Kauffman's Fuzzy ETF Math


Bradley offered up his latest ideas to Senator Jack Reed (D-RI) of the U.S. Senate’s Committee on Banking, Housing, and Urban Affairs Subcommittee on Securities, Insurance, and Investment, about the effects of ETFs on the U.S. equity market and small businesses.

We’ve questioned Kauffman’s logic before. This time we’d like to tell the U.S. Senate that Kauffman’s math is faulty. Bradley made claims that turned out to be backed up by backward statistics. Worse, his key take-home message relied on assumptions that were the exact opposite of those he delivered in the body of his testimony.

Bradley’s thesis is simple: “ … ETFs have increasingly distorted the role of equities markets in capital formation … ” (Bradley’s written testimony, p.2)

Let’s look at the math behind the evidence that Bradley uses to support his thesis.

Bradley claims that ETF trading is driving single-security prices.

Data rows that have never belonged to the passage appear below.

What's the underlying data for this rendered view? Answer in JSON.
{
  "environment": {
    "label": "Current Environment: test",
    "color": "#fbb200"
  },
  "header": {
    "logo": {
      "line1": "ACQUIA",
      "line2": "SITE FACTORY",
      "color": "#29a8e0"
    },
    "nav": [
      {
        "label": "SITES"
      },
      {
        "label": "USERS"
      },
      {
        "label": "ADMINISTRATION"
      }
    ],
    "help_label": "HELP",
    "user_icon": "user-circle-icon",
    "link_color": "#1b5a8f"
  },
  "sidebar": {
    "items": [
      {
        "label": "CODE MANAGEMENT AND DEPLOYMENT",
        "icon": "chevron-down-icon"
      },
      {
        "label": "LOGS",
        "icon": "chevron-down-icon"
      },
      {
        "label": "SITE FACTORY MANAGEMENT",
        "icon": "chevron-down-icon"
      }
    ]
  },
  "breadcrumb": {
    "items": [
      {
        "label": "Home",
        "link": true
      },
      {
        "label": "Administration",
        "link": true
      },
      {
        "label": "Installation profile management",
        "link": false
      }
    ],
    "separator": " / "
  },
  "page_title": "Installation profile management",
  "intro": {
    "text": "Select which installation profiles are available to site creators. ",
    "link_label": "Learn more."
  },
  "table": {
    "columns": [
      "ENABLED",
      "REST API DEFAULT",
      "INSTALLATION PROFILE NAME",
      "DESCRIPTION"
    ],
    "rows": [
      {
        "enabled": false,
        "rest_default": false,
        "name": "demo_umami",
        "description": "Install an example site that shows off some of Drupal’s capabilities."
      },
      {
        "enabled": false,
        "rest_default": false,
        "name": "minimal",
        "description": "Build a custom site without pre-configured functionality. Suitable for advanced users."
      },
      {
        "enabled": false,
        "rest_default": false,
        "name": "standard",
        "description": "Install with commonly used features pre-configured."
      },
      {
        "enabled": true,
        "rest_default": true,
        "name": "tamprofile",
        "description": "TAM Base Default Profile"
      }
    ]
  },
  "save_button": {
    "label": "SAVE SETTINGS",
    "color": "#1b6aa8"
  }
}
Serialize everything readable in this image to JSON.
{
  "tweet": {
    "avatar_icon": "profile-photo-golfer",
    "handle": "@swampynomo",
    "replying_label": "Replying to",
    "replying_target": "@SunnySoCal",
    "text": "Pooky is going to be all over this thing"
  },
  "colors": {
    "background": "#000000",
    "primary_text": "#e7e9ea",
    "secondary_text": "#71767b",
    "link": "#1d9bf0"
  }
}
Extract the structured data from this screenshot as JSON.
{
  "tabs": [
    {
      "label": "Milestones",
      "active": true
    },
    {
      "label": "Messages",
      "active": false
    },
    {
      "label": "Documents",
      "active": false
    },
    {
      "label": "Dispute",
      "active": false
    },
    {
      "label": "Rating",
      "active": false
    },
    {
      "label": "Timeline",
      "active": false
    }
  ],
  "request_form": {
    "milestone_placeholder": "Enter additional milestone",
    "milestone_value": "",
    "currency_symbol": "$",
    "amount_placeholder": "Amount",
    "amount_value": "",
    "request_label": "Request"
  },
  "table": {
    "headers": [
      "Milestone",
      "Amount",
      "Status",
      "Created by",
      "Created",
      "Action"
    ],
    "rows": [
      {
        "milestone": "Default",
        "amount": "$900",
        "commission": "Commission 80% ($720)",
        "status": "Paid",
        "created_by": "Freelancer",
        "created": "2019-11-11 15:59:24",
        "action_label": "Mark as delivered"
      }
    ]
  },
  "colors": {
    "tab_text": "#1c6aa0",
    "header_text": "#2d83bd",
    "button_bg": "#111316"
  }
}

He leans on statistical evidence about market correlations to back up this claim. Check it out: “We believe that these instruments may now be undermining the fundamental role of equities markets in pricing securities to ensure that capital is efficiently allocated to growing businesses. When individual common stocks increasingly behave as if they are derivatives of frequently traded and interlinked ETF baskets, then it is trading in the ETFs that is driving the prices of the underlying stocks rather than the other way around. This tendency is especially pronounced for ETFs that are comprised of small-cap stocks or stocks of newly listed companies, that generally are thinly traded.”

“High comovement of securities is not new, often occurring when markets reflect crowd panic or euphoria. What is new, however, is how ETFs decrease diversification benefits, with stocks and sectors worldwide moving together, even when there is no panic. Stocks move together today more than at any time in modern market history with recent data indicating that individual common stock prices that make up the S&P 500 index now move with the index 86% of the time.”

Really? Bradley backs up this claim with a graph.



Let’s forget for a minute that this chart tops out at 80 percent, and thus his “86” is nowhere to be seen.

What does this graph actually show? ­Correlations. Pay attention, because correlations do not reveal the percent of the time that variables move together, as Bradley claims. Correlation is an easy-to-toss-around derivative of the actual measure of comovement, also known as “goodness of fit.” Goodness of fit shows the statistical strength of a relationship—the frequency that two variables move in the same direction.

We can calculate actual recent high goodness of fit for the results shown in this graph. Let’s make a generous reading and peg the highest recent reading of quarterly correlations at 0.7. Correlation is the square root of goodness of fit, so correlation² = goodness of fit.

The goodness of fit calculation goes like this: 0.7² = 0.49, or 49 percent.

Now look a bit more carefully at the data that feed this graph. The title says it measures “Quarterly return correlation among all stocks.” The word “among” implies that this metric shows correlations of single securities to their index-mates, and not to the index as a whole.

So, let’s revisit Bradley’s assertion and rephrase it to fit the math: Individual common stock prices that make up the S&P 500 Index now move with their fellow S&P 500 member securities 49 percent of the time. Does it pack more punch that way? (The italics are mine to emphasize what’s different when the math is done correctly.)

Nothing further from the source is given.